Authors can now use the keyboard shortcut to add a timestamp to the current cursor location.
Finally, we need to link the list’s document template to the macro template. You could have also done this prior to uploading the template to the list. To do this in Word 2010:
- Go to the document library settings and click “Advanced Settings”.
- Click the link to “Edit Template” in the Document Template area and the template will open in Word.
- Choose “FILE” on the ribbon menu, then “Options” and finally click “Add-ins” from the left-hand menu.
- At the bottom of the resulting dialog, choose “Templates” from the Manage drop-down, then press “Go…” The Templates and Add-ins dialog (pictured right) will open.
- In the Document template enter the full Internet path to the macro template and press “Attach…”. Your path may appear similar to this: https://www.myCompany.com/
- Press “OK” to complete the action.
This will, finally, make the macro available for use when a new document is created from the template in that library. The documents fully support all collaboration features and can be trusted by the users to eliminate annoying security messages.

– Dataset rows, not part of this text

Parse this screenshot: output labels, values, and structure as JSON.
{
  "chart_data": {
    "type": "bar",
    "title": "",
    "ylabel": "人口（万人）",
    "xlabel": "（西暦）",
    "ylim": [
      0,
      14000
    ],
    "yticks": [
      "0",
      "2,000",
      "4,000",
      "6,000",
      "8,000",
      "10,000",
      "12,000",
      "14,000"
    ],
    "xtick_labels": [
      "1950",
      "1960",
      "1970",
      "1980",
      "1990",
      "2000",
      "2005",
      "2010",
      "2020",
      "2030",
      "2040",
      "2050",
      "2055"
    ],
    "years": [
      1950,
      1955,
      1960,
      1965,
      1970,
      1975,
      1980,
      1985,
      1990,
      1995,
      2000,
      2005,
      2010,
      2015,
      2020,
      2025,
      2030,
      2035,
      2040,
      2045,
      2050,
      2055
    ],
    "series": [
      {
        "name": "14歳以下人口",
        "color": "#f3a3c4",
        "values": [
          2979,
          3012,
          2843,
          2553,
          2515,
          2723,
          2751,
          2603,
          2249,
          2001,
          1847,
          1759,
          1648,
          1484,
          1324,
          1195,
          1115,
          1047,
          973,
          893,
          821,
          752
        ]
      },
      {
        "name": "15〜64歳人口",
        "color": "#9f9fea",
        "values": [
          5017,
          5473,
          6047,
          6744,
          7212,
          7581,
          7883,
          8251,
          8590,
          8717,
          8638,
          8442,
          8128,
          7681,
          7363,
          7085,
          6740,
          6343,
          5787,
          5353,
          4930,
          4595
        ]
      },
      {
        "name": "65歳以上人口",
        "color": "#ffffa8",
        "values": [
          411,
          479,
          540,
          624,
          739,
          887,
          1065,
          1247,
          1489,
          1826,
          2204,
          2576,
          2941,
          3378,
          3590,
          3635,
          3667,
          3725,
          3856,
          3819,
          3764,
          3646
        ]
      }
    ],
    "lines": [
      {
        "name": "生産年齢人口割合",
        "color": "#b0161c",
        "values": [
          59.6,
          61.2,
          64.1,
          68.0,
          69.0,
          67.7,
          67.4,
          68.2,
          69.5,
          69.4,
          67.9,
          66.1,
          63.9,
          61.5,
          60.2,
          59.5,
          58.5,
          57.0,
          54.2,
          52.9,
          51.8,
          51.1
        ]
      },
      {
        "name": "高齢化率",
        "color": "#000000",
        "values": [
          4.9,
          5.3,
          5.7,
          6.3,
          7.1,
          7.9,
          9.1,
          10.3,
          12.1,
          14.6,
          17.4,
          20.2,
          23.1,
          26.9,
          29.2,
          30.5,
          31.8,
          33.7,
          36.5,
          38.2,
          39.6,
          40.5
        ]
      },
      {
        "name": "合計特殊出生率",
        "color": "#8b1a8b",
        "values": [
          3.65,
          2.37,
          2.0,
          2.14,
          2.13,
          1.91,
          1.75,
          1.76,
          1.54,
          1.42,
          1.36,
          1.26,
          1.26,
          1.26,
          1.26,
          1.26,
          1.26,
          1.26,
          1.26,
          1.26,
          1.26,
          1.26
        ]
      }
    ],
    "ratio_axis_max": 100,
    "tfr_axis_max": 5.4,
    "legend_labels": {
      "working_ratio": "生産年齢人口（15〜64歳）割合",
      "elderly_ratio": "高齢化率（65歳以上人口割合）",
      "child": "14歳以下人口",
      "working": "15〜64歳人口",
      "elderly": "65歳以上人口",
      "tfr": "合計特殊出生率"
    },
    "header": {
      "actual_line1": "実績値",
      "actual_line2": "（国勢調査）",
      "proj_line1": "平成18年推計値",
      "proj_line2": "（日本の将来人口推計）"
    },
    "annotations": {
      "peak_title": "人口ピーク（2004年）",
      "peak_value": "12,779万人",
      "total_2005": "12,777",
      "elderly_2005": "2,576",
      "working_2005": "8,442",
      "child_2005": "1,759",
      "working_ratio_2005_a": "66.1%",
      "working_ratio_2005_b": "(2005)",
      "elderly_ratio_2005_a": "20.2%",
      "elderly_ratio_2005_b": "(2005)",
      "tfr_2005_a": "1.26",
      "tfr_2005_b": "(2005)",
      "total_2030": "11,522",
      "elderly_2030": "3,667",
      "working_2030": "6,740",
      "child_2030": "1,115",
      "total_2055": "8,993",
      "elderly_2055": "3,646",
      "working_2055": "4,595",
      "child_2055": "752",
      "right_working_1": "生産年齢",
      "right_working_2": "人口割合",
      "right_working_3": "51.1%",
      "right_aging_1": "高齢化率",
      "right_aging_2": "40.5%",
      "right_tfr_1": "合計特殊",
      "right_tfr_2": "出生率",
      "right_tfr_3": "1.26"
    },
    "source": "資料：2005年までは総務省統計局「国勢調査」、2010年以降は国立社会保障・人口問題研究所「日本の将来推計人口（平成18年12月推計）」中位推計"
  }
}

One caveat: the macros will only be available when the documents using them are able to find the macro template. In other words, when they’re opened on a system that has access to the SharePoint site on which they’re created/hosted. If transferred to a system or person that lacks access, the macros will not be available.
To recap, creating a library of macro-enabled, template-driven documents entails:
- Create a *.docm file to hold your macros.
- Upload this file to your site in a location accessible to all users of the library (I recommend the Style Library).
- Optionally, add keyboard shortcut customizations to the *.docm file to make accessing your macros easy.
- Create your document template and save it as a *.docx file.
- Link your macro file (*.docm) to your document template (*.docx) via the Templates and Add-ins dialog.
- Create a new document library and upload your template as the default template for the library.
While this example is simple, the sky is the limit when it comes to macros. Anything from simple task automation to complex business processing is possible. You can even create macros that interact directly with SharePoint, something I discuss in another article, “Accessing SharePoint Lists with Visual Basic for Applications“.
I hope you’ve found this useful and will consider sharing any new information you may find!